# 34 Inch Monitor or HDTV?



## samcema (Jun 7, 2015)

Hi guys,

I want to buy a 34 inch monitor for my productivity work like browsing, Word processing and editing which is my main focus and also movie watching. Since 21:9 aspect ratio is both good for productivity and movie watching I was planning to buy LG 34 inch 21:9 monitor. But right now they only have 29 inch version in the stock. I want something bigger than that. But right now I guess none of the major company have this 34 inch monitor in stock. In this situation shall I go for 40-42 inch 1080p monitor from Lg or sony? But one con of the tv's are they only have HDMI input. Is their any tv which has thunderbolt or display port input? Or is there any alternate solution? Please help me out. Really puzzled. My main purpose of buying this is to do multitasking on big screen mainly productivity work and movie watching.

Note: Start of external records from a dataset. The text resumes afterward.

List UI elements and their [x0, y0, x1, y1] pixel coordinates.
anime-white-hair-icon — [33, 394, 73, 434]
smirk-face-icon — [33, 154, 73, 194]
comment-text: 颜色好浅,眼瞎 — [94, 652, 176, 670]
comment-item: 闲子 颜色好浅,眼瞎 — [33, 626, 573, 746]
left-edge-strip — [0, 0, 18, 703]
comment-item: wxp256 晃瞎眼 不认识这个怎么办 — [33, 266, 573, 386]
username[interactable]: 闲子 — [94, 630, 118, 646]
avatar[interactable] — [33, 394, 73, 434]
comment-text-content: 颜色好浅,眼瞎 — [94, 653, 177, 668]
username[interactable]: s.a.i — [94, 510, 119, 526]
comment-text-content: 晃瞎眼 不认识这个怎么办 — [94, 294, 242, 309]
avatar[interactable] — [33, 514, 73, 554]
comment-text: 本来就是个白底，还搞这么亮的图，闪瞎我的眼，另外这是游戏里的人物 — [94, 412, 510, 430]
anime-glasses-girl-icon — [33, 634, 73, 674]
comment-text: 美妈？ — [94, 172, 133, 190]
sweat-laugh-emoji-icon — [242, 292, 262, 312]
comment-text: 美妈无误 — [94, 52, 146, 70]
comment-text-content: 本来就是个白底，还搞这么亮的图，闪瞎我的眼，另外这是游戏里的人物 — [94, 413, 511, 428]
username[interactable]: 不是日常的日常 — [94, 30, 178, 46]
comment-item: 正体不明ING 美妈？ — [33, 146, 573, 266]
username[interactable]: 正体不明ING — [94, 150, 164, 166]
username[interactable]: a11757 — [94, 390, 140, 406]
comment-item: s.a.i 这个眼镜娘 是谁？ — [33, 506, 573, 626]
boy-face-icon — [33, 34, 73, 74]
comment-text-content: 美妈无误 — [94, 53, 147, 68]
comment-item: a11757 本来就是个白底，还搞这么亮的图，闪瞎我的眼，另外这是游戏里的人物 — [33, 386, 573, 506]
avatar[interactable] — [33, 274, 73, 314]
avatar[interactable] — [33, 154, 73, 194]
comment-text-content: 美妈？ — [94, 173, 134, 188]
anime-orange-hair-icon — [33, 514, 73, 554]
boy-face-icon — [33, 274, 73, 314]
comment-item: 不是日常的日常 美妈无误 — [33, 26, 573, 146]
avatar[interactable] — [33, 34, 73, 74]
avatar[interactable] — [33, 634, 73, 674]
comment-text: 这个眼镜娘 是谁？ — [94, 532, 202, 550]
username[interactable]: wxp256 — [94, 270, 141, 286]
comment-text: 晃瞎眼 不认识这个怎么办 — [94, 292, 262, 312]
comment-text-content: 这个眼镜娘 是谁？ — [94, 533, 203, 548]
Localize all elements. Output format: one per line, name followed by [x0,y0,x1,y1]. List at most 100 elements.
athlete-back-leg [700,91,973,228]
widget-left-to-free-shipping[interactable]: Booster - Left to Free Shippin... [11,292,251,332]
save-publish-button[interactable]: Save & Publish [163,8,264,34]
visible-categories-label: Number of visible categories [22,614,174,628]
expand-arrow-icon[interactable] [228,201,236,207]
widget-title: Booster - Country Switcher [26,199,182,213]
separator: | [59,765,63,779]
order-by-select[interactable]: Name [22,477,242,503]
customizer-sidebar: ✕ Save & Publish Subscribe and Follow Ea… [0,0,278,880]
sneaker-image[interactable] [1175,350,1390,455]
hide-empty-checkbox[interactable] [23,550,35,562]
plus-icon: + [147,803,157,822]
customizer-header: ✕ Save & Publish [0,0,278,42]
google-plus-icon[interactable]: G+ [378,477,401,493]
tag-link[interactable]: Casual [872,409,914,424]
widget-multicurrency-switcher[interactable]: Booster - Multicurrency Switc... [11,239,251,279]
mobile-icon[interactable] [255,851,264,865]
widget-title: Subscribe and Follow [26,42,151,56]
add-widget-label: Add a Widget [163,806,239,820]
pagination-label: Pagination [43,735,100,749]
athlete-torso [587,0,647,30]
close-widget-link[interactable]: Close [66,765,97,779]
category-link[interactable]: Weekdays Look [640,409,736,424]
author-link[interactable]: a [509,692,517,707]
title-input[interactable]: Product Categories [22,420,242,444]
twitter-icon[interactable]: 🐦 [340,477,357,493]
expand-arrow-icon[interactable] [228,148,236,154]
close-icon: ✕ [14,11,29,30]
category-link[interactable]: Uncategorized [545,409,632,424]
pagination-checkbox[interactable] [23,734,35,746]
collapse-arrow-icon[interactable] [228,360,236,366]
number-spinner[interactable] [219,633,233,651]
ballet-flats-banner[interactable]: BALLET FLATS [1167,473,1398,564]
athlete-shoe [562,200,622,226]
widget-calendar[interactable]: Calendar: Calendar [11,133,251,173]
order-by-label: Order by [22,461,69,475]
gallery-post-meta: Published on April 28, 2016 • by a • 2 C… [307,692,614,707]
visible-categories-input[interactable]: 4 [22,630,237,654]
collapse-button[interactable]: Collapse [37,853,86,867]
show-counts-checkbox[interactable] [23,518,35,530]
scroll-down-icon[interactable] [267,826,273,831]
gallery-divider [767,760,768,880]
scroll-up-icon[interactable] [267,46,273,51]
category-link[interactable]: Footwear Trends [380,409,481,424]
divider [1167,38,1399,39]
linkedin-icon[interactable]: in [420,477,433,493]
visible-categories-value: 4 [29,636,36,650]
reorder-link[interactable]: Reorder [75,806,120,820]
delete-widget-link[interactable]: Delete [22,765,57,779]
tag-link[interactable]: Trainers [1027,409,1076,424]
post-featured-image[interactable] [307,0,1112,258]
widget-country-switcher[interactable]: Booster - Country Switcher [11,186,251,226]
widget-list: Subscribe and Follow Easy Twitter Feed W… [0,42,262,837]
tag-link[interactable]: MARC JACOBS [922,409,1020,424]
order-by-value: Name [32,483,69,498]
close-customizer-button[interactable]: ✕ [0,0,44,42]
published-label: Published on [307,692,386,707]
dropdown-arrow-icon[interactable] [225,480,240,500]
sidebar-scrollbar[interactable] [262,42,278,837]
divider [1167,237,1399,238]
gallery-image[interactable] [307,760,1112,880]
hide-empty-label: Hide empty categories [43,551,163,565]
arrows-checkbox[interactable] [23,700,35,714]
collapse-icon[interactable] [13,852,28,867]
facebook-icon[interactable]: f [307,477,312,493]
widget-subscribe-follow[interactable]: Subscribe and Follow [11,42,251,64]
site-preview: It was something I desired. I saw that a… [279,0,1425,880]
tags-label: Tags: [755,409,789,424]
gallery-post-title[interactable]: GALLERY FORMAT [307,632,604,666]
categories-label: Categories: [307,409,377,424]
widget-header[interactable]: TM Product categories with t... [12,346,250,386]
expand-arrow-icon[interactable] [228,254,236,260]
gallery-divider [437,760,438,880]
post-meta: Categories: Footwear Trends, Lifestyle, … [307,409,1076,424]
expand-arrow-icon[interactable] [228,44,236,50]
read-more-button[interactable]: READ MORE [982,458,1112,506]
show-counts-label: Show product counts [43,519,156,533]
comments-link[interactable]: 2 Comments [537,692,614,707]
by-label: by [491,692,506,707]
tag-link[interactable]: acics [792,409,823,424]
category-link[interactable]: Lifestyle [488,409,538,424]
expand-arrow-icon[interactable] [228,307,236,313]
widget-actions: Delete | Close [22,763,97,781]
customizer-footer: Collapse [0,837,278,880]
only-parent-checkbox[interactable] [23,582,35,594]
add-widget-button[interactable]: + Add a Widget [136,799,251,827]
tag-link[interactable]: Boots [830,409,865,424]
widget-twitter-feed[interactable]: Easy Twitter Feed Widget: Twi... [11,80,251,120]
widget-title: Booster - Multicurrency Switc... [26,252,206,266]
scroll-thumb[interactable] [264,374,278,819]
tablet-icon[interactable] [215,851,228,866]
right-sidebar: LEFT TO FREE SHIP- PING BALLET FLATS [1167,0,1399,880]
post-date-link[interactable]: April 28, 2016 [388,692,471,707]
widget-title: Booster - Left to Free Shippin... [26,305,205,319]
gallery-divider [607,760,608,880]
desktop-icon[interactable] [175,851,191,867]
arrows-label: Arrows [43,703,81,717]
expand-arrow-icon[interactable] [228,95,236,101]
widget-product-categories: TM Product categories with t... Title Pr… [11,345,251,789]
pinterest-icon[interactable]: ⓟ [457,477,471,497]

I am using 2014 13 inch retina macbook pro as my daily driver..

Thanks in advance.


----------



## mitraark (Jun 8, 2015)

You just CANNOT browse on a HDTV, the pixel density is too low, the text look horrible on a 40" screen. I speak from experience. I gave up my Samsung 24" for a 40" TV thinking it would be nice to have a large screen as a monitor, but it is not at all suitable for purposes such as browsing, or reading/editing.


----------



## samcema (Jun 21, 2015)

mitraark said:


> You just CANNOT browse on a HDTV, the pixel density is too low, the text look horrible on a 40" screen. I speak from experience. I gave up my Samsung 24" for a 40" TV thinking it would be nice to have a large screen as a monitor, but it is not at all suitable for purposes such as browsing, or reading/editing.



So what do you suggest?


----------



## devil'sdouble (Jun 22, 2015)

Get a decent monitor. If 1080p then don't go above 27".


----------



## hitesh (Jun 22, 2015)

mitraark said:


> You just CANNOT browse on a HDTV, the pixel density is too low, the text look horrible on a 40" screen. I speak from experience. I gave up my Samsung 24" for a 40" TV thinking it would be nice to have a large screen as a monitor, but it is not at all suitable for purposes such as browsing, or reading/editing.



This^
The thought of surfing/working on 30''+ monitor is exciting I know but it really is bad


----------